Simultaneous improvements in the flame retardancy and neutron shielding properties of silicone rubber through gadolinium phenylphosphonate–boron nitride heterostructures

Abstract

In this study, a novel flame-retardant and neutron-shielding additive was fabricated by the in-situ co-precipitation of gadolinium phenylphosphonate (GdPP) on boron nitride (BN) nanosheets. The resulting BN-GdPP heterostructures were incorporated with silicone rubber (SR) to produce a radiation protection composite. BN-GdPP/SR exhibited excellent mechanical properties, flame retardancy, smoke suppression, and thermal neutron shielding properties. The limiting oxygen index and UL-94 rating of BN-GdPP/SR were 34.19% and V-0, respectively.

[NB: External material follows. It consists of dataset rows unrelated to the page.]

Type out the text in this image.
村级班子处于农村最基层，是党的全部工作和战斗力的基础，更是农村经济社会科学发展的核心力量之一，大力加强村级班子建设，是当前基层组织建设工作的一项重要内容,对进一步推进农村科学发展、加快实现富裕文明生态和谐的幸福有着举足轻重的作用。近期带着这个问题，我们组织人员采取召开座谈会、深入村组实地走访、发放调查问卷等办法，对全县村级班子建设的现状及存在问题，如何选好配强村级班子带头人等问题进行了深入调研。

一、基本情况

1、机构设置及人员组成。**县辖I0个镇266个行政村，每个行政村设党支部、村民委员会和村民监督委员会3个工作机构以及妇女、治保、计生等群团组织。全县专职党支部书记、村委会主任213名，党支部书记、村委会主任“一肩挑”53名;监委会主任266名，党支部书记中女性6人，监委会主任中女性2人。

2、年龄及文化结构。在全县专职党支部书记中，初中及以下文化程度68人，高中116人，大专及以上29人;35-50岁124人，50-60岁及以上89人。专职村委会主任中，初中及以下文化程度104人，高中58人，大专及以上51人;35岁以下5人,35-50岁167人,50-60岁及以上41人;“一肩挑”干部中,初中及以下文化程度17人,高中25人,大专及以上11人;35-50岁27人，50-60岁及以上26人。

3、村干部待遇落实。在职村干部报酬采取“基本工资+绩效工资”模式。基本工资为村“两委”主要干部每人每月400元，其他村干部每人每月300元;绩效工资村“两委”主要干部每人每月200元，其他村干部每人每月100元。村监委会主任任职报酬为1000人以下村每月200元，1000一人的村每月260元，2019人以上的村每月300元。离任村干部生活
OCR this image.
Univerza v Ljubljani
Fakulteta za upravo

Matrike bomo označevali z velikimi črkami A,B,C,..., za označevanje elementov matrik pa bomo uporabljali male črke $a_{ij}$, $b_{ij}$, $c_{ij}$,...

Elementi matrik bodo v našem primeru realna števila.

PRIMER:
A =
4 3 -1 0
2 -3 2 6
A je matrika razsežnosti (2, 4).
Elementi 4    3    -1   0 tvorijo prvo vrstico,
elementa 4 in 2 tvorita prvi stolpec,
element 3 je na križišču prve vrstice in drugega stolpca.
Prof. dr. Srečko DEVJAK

The peak heat release rate, total heat release, and total smoke production of BN-GdPP/SR decreased by 40.82%, 39.76%, and 32.60%, respectively, compared with those of pristine SR. The flame retardancy and smoke suppression were attributable to the synergistic effects between BN and GdPP. Moreover, owing to the homogeneous dispersion and horizontal orientation of BN-GdPP in the SR matrix, the tensile strength, thermal neutron shielding rate, and cross section of BN-GdPP/SR were 6.26 MPa, 89% (for 6 mm thickness), and 4.16 cm−1, respectively. This work provides a promising strategy for preparing high-performance multifunctional radiation shielding materials.